A canção “Crescente / Cavaleiros do Céu (part. Roupa Nova)”, de Milton Nascimento, se destaca por unir o universo mítico do faroeste americano ao sertão brasileiro, criando uma narrativa única e envolvente. Inspirada na clássica “Riders in the Sky” de Stan Jones, a música apresenta um vaqueiro do Arizona, descrito como “desordeiro e beberrão”, que se depara com uma visão apocalíptica: um rebanho em chamas cruzando o céu, perseguido por vaqueiros condenados a galopar eternamente. Essa imagem, já marcante na versão original, ganha ainda mais força na adaptação em português, reforçando o tom de advertência sobre os riscos de uma vida sem rumo ou propósito.

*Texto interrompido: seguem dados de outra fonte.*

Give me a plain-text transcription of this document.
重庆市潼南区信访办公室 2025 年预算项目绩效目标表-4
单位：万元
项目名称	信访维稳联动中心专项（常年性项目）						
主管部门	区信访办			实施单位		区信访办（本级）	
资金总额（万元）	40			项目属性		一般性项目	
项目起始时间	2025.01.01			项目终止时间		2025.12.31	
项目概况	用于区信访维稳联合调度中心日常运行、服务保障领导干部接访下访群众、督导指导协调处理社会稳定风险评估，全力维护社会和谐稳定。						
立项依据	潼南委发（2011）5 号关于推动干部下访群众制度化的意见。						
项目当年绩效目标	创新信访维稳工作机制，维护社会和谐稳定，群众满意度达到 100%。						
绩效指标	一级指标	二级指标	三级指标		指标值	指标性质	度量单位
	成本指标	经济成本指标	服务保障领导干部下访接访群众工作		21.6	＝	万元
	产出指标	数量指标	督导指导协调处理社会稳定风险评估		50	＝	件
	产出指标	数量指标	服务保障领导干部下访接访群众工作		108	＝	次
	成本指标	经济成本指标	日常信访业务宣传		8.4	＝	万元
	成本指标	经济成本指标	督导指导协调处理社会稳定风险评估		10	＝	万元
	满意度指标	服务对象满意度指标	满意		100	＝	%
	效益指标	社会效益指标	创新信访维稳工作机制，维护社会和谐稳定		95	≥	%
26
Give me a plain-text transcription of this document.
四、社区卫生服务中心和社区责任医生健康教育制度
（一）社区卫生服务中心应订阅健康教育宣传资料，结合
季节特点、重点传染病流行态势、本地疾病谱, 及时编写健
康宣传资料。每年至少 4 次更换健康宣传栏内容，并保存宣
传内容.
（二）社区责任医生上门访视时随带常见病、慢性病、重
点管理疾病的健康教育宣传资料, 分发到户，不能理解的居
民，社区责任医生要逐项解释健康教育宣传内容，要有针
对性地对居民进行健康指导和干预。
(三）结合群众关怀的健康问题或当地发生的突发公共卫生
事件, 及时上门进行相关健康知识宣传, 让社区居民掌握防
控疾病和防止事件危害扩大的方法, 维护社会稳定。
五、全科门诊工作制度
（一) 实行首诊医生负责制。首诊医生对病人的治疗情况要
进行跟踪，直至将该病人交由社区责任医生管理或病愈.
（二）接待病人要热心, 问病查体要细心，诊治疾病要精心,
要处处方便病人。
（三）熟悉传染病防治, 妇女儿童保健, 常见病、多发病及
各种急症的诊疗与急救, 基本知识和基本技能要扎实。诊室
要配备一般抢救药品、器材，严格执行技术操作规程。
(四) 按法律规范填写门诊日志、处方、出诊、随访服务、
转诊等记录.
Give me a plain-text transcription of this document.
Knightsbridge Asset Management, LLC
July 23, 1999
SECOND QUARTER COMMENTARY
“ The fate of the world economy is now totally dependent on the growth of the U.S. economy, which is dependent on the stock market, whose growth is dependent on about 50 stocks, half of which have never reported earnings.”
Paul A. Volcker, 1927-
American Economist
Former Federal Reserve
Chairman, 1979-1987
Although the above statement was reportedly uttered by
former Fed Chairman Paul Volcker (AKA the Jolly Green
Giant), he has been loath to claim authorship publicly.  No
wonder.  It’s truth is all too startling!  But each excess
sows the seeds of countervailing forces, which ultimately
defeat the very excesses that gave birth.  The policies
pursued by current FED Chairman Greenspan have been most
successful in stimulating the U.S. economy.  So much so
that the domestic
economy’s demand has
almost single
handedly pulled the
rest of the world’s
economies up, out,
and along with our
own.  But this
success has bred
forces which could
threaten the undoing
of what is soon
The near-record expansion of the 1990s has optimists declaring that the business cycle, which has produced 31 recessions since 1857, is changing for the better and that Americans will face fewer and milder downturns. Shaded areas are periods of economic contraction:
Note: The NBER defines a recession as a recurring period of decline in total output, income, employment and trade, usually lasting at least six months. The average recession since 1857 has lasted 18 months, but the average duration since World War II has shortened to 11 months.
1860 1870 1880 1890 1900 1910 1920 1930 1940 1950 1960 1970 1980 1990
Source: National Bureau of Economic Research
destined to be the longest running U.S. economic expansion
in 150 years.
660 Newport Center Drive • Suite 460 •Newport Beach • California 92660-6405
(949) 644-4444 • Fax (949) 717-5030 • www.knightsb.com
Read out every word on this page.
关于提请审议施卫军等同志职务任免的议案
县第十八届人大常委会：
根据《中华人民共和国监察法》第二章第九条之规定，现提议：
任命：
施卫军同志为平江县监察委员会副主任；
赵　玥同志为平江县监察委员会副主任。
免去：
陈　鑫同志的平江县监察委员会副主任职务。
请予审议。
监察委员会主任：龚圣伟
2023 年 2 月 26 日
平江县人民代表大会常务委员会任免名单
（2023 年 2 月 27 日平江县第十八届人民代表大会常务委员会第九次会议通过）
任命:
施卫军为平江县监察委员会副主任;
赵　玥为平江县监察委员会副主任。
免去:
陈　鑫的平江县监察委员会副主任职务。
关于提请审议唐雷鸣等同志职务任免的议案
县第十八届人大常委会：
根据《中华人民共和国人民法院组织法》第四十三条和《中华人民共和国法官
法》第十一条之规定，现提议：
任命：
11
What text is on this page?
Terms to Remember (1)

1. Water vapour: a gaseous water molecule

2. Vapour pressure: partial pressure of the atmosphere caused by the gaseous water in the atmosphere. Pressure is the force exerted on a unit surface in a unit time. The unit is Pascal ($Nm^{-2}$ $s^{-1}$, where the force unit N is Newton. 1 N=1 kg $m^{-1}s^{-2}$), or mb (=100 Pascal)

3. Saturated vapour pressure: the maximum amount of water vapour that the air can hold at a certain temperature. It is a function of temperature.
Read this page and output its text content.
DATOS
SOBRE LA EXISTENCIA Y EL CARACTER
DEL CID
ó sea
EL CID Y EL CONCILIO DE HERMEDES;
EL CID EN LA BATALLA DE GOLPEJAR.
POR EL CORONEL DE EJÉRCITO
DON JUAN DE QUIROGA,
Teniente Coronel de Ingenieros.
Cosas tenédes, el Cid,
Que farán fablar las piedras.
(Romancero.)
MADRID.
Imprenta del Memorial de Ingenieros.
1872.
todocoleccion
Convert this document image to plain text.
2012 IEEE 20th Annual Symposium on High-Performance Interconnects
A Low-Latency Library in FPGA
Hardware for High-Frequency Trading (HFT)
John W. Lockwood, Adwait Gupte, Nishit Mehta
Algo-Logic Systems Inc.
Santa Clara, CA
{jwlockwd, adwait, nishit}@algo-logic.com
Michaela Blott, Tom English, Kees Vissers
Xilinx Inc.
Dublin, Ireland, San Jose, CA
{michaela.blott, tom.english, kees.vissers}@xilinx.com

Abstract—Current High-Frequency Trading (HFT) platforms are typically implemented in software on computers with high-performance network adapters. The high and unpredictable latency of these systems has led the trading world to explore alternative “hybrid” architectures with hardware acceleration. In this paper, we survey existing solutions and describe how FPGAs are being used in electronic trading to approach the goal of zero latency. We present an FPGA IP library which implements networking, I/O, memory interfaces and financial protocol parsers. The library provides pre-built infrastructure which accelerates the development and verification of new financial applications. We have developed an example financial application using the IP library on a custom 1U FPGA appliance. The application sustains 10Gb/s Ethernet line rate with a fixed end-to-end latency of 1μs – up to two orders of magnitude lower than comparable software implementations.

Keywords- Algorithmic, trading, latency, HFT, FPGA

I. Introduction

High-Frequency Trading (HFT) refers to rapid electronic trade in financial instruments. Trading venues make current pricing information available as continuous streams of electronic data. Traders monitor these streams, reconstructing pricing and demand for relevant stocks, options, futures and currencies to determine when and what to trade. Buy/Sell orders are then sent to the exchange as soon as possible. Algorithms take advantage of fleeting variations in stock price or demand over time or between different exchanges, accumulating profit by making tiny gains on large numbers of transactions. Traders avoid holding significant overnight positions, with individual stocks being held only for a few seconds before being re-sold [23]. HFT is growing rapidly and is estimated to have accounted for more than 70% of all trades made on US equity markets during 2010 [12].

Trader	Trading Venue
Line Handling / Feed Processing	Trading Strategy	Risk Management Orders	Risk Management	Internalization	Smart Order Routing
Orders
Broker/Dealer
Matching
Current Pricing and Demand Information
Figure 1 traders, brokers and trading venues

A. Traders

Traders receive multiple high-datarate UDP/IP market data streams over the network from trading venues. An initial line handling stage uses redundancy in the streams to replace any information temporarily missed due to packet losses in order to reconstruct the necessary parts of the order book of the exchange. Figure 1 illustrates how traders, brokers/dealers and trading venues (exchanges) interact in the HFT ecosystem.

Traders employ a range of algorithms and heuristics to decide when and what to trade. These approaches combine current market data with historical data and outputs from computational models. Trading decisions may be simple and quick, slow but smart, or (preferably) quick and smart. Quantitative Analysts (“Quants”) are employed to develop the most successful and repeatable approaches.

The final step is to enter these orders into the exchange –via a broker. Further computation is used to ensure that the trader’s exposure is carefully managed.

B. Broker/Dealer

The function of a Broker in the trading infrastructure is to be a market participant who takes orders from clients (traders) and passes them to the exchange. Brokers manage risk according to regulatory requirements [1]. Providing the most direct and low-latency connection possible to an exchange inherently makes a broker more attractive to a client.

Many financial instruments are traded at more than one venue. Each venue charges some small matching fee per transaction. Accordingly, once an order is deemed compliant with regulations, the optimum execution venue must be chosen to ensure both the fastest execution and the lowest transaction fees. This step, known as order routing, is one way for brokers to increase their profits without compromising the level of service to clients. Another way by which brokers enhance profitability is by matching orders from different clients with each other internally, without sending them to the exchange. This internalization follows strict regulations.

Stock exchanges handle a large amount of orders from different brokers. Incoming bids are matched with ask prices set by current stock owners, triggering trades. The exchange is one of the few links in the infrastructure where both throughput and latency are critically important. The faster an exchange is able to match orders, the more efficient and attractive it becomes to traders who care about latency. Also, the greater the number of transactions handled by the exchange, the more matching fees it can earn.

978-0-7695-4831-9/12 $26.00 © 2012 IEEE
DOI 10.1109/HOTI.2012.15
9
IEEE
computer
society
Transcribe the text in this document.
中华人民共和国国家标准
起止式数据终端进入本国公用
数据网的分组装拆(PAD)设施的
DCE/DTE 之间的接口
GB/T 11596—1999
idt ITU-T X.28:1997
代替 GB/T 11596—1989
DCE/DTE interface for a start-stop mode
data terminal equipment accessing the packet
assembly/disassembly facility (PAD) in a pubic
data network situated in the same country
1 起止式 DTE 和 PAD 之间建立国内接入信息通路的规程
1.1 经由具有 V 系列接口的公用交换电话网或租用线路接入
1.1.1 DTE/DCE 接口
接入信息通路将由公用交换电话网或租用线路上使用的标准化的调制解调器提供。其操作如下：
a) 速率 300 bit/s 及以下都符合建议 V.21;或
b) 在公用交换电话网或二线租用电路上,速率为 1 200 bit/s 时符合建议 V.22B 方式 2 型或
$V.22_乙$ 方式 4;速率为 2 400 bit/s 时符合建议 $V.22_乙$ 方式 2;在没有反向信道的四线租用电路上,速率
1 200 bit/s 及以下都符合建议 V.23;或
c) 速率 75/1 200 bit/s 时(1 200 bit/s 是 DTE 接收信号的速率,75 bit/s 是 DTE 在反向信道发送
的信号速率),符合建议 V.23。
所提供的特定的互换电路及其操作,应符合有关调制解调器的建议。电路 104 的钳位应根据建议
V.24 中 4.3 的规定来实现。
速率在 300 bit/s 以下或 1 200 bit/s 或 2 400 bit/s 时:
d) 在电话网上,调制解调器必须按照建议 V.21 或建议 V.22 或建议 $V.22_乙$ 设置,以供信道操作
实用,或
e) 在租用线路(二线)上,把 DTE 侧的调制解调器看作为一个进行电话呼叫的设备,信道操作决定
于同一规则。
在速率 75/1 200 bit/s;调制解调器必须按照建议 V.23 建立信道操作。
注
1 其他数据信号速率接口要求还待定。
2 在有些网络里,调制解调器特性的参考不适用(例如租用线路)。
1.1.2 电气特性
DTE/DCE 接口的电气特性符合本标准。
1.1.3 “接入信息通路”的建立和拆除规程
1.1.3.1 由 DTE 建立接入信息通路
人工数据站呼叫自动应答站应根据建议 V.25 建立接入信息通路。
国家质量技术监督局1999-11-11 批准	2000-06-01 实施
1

A letra utiliza imagens fortes, como “A rubras ferraduras punham brasas pelo ar” e “os touros como fogo galopavam sem cessar”, para transmitir a sensação de urgência e condenação. O rebanho em chamas e os vaqueiros “vermelhos a queimar também, galopando para o além” simbolizam a punição eterna e a perda de controle sobre o próprio destino. O aviso de um dos vaqueiros – “Cuidado, companheiro, ou tu virás para onde eu vim! Se não mudas de vida tu terás o mesmo fim” – funciona como um alerta moral, conectando a fantasia da narrativa a uma reflexão sobre escolhas e consequências. A introdução instrumental “Crescente” e a participação do Roupa Nova ampliam o clima épico e misterioso, transformando a música em uma fábula sobre redenção e autoconhecimento.
O significado desta letra foi gerado automaticamente.